People have always been aware that abundance was what we desired. It is a feature of every Utopian vision. But nature has a bad habit of reminding us that the symbols of abundance — flowers blooming in winter or a goat’s horn that delivers unlimited amounts of excellent food and drink — are mythological. In the real world resources are limited.

The only practical means of creating abundance in our world requires examining the ratio between our capacities and our desires. Our capacities can be measured. Our desires can, presumably, be adjusted to fit within our capacities. And if we fit our desires within our capacities with some room left over then abundance is possible.
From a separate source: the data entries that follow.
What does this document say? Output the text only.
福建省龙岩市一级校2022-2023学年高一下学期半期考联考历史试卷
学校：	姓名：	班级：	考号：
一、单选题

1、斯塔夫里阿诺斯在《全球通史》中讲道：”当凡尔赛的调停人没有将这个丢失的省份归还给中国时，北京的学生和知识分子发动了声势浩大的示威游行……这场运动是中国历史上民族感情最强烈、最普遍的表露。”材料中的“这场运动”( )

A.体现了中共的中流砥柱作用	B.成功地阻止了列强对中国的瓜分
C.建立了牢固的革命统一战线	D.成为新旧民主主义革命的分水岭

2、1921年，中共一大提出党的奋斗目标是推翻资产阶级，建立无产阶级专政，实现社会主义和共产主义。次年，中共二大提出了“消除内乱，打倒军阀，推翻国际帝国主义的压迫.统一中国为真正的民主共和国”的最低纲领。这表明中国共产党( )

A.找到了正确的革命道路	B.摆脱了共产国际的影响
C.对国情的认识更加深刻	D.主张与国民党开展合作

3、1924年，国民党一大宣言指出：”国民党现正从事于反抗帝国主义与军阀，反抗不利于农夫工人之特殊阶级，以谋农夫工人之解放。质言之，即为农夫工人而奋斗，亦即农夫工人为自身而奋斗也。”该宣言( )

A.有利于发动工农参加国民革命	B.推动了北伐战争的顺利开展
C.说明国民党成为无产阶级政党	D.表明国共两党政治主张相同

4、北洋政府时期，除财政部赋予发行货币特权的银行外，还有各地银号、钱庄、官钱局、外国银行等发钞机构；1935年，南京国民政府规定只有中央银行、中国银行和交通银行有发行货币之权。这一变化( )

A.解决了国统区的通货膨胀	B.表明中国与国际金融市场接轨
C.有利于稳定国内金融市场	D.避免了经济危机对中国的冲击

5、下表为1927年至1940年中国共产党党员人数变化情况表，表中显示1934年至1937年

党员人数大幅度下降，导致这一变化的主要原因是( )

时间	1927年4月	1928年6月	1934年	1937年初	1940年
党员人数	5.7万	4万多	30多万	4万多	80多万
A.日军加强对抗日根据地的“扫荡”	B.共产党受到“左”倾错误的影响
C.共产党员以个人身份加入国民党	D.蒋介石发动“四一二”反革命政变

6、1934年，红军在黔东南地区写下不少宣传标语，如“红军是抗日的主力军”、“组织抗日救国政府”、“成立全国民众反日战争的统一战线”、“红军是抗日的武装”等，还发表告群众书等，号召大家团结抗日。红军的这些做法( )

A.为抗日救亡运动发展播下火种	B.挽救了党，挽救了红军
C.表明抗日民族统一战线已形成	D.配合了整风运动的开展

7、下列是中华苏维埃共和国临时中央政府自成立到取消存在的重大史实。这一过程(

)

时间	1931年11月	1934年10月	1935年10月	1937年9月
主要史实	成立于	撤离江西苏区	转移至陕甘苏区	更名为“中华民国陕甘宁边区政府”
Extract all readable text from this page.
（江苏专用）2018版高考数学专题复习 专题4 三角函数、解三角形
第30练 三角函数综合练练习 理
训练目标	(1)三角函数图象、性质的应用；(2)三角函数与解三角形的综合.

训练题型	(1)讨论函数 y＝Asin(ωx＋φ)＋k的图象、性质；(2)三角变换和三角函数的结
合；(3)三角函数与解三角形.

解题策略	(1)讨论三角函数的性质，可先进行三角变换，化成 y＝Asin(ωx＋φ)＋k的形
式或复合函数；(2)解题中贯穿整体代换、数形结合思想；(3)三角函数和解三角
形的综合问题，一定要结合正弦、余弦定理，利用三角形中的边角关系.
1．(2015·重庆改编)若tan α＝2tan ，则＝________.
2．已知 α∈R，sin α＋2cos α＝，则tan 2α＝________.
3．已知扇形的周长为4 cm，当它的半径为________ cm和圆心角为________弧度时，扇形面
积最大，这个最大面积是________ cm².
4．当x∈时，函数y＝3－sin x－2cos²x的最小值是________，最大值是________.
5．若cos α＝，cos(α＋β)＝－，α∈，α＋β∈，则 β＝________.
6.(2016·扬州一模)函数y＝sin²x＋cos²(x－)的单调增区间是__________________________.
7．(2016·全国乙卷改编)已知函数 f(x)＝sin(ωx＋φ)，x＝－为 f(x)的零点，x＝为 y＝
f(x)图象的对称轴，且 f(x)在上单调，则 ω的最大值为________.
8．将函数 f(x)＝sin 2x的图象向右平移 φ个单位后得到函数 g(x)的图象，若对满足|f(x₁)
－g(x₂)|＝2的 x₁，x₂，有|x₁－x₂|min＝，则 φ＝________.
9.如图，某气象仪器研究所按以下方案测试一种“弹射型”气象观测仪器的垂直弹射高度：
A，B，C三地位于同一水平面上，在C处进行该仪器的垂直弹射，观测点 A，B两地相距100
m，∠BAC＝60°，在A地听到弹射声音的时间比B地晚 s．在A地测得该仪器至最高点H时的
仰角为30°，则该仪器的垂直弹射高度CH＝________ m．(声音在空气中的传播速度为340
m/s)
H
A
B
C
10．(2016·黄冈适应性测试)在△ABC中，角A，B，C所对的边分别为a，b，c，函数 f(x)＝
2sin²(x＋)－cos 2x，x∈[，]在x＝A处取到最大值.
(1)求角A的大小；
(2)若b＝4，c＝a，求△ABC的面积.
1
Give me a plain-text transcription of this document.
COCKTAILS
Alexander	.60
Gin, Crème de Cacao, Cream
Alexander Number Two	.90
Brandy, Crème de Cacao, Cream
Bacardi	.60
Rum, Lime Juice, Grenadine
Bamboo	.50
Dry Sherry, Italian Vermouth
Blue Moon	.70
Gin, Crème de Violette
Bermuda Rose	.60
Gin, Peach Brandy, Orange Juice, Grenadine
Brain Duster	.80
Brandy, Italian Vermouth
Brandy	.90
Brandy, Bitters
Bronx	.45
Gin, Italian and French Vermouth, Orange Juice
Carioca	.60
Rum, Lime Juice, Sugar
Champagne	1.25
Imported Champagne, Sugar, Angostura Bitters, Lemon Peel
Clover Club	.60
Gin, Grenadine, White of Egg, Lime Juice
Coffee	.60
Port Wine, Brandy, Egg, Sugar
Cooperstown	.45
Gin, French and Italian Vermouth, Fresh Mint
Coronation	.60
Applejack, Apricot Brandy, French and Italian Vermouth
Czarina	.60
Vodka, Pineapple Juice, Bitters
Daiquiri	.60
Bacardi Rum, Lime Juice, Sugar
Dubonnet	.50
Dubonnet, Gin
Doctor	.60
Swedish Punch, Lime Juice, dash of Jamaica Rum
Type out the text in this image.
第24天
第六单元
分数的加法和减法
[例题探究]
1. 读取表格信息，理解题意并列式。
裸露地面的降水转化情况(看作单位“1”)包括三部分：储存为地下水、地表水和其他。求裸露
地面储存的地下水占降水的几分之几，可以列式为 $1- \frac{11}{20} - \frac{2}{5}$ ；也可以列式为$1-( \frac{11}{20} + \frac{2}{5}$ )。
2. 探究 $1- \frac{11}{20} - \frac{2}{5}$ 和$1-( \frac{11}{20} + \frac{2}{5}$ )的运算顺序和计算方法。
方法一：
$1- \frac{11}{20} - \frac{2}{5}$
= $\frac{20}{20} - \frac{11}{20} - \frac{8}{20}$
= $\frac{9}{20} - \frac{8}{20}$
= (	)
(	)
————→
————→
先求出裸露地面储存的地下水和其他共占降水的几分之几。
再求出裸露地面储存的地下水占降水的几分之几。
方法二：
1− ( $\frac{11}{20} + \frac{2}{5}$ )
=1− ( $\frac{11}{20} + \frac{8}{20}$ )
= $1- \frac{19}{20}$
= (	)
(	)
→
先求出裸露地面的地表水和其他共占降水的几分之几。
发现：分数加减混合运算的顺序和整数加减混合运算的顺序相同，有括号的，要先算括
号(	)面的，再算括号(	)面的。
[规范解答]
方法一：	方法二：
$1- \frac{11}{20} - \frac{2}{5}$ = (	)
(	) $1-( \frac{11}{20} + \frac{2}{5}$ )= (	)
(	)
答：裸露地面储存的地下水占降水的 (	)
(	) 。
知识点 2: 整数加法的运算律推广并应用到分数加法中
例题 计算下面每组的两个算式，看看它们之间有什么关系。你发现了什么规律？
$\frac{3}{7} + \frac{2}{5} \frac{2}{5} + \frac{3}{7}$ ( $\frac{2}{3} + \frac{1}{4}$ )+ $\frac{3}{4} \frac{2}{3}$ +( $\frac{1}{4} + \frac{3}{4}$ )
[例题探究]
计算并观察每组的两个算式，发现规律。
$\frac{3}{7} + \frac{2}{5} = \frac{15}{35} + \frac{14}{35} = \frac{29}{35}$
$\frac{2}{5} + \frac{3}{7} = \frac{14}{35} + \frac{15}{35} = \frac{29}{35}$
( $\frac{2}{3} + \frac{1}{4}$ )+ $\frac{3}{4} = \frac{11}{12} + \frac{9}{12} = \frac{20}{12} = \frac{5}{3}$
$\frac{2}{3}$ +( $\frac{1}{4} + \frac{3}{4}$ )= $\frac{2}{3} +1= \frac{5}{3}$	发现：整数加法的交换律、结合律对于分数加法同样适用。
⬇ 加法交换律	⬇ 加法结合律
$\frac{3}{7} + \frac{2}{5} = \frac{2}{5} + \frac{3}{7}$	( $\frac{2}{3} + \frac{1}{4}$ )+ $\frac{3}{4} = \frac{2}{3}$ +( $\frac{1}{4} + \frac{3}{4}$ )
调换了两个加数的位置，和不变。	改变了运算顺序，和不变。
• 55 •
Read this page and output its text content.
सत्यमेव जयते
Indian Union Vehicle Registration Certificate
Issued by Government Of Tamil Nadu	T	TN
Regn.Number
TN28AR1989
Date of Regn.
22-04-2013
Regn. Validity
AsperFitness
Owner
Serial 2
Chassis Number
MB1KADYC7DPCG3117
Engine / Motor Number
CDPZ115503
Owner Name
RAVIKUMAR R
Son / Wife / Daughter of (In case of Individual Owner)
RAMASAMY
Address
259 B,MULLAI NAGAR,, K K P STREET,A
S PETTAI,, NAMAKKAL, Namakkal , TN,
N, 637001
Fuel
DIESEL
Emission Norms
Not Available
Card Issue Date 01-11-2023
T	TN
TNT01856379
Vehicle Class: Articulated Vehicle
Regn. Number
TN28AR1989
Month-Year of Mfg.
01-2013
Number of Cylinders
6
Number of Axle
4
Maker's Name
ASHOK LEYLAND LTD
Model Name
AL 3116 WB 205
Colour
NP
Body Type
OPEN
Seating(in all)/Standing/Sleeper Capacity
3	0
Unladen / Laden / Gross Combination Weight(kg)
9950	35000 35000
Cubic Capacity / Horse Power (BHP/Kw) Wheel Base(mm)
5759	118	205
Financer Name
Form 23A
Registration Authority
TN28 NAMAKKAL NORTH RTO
A few years ago Natural Home magazine profiled Michael Funk’s California foothills home on the Yuba River. Funk made some money in the natural-food business and chose to build his dream home among the waterfalls, gorges and pine-scented woods of the Sierra Nevada. He built the home off the grid to generate all its own electricity with passive-solar energy for heat and efficient natural ventilation. He used reclaimed wood, recycled wood and wood certified by the Forestry Stewardship Council from renewable sources. He used local granite for walls and foundations, insulation made from recycled denim and wool clothing, natural wool carpets, permanent natural slate for the roofs, natural waxes, solar hot water and cultivated extensive orchards and gardens that provide a lot of food for Funk and his guests.